School in Anhui, China

Anhui Yuexi High School (安徽省岳西中学 (安徽省岳西中學)) is a high school in Yuexi County. Founded in 1943, it is in the southwest of Anhui province of China.

==History==
Founded in spring 1943, Yuexi County Junior Middle School (岳西县立初级中学) was in Yaqian, Gaowan (衙前高湾). The school relocated to Tangchifan (汤池畈) in the winter of that year. Over 250 students attended the school, which had five classes. The school changed its name in 1947 to Yuexi Public School (岳西公学). It became the Yuexi County Private Joint Middle School (岳西县私立联合中学) in September 1949 after it gained control of the school properties of Nanyue (南岳), Huazheng (华正), and Silu (司麓).

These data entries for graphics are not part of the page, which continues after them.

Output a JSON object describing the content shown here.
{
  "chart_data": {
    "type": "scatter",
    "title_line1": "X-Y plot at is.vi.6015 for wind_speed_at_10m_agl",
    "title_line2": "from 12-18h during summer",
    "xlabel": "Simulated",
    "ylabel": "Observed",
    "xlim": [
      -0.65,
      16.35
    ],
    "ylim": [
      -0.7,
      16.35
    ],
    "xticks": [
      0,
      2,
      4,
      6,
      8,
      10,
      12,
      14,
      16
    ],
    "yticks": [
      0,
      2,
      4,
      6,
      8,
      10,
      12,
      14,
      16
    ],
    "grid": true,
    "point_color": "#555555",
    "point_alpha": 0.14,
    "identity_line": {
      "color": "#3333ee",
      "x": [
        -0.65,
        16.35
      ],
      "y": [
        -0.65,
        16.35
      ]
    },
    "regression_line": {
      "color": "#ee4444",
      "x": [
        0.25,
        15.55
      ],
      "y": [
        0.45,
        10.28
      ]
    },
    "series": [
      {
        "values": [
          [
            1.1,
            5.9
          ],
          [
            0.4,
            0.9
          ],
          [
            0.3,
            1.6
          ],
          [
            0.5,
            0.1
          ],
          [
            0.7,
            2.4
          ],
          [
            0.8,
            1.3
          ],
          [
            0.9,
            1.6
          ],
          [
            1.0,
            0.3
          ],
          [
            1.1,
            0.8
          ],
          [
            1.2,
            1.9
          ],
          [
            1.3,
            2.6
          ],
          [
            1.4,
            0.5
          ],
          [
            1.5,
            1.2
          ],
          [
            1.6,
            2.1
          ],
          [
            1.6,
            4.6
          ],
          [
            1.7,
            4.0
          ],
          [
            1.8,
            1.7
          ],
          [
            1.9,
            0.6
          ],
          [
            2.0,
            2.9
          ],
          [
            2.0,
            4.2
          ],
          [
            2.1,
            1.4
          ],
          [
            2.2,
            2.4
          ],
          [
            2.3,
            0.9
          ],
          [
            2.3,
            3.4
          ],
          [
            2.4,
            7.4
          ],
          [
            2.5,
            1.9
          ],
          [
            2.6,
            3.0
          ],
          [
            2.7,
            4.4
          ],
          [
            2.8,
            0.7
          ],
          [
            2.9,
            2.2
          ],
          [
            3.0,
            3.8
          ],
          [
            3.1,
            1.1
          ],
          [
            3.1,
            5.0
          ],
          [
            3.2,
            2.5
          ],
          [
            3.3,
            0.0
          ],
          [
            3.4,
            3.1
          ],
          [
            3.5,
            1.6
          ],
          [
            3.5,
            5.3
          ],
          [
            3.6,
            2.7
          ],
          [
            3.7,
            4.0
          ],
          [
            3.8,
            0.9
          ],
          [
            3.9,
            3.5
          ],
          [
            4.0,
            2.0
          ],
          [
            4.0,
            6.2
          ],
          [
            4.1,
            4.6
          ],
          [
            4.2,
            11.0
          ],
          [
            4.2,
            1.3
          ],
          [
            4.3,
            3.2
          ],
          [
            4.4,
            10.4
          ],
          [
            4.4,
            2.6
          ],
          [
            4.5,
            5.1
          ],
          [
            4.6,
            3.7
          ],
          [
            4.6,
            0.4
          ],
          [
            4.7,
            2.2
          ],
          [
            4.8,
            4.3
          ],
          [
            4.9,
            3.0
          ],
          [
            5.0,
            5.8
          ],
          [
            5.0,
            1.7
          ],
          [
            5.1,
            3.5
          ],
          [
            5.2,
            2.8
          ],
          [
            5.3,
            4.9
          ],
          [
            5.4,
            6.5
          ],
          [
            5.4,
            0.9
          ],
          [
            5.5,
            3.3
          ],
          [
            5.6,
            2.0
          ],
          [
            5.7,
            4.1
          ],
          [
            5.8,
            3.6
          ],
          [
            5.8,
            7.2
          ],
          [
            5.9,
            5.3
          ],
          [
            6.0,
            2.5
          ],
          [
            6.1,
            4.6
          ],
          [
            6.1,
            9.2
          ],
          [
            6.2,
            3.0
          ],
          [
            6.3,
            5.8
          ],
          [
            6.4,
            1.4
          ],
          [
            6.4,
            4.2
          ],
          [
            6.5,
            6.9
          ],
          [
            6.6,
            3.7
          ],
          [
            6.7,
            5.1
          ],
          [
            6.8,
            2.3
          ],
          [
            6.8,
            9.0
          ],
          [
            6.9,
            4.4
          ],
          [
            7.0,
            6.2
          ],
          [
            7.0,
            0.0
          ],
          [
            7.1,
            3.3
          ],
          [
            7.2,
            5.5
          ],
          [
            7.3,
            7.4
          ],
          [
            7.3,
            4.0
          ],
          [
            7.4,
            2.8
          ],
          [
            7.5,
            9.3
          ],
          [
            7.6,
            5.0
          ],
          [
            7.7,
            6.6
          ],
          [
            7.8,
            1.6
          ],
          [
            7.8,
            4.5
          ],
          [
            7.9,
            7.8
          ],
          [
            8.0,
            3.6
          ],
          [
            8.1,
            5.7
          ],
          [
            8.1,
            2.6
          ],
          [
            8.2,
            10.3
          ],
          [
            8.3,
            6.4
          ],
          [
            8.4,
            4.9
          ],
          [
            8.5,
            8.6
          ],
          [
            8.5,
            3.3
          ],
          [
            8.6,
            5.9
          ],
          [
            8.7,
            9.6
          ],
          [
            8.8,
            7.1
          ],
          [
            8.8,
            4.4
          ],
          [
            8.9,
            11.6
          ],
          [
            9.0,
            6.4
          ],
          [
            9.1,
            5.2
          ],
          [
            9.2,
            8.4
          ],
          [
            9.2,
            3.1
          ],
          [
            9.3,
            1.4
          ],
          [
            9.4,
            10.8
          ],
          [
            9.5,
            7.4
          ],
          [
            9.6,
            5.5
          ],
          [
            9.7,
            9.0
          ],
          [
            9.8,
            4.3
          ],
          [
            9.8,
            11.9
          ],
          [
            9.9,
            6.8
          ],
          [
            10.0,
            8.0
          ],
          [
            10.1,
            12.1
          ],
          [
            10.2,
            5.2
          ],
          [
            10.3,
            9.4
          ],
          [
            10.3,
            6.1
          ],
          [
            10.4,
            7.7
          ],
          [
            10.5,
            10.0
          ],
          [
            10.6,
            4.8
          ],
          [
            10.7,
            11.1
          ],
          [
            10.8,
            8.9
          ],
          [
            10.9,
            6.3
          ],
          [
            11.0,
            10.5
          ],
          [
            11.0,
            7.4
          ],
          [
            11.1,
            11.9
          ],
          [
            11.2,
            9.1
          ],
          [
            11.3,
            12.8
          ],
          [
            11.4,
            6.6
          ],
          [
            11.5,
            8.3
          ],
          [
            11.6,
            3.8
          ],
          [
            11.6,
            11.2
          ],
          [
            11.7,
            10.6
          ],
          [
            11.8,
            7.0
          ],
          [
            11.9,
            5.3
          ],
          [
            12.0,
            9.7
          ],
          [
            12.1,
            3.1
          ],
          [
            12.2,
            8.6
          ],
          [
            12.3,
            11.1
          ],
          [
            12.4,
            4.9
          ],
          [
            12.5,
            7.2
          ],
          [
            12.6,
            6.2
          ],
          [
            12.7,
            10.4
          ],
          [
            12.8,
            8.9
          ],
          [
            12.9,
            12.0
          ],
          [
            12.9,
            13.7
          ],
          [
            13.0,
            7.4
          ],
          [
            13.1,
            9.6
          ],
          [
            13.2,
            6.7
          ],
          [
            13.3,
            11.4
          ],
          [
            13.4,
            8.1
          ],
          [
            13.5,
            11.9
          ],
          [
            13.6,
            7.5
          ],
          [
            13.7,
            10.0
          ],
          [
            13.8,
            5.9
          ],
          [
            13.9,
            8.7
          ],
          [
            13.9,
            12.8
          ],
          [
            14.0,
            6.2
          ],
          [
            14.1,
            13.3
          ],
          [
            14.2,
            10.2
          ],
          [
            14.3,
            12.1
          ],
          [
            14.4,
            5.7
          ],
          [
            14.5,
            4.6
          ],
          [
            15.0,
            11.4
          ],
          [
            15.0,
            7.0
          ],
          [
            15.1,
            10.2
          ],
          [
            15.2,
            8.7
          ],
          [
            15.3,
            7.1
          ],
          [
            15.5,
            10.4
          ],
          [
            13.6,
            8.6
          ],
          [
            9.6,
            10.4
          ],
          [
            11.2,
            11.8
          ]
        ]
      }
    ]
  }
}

The school initially was at Jinjia Ancestrall Hall (金家祠堂) and later relocated to its current location in 1953. It changed its name to Anhui Yuexi High School (安徽省岳西中學) in 1958 after it expanded to include high school grades. This made the school the county's inaugural complete secondary school following the founding of the People's Republic of China in 1949.

The school has been the subject of academic study on its design and architecture.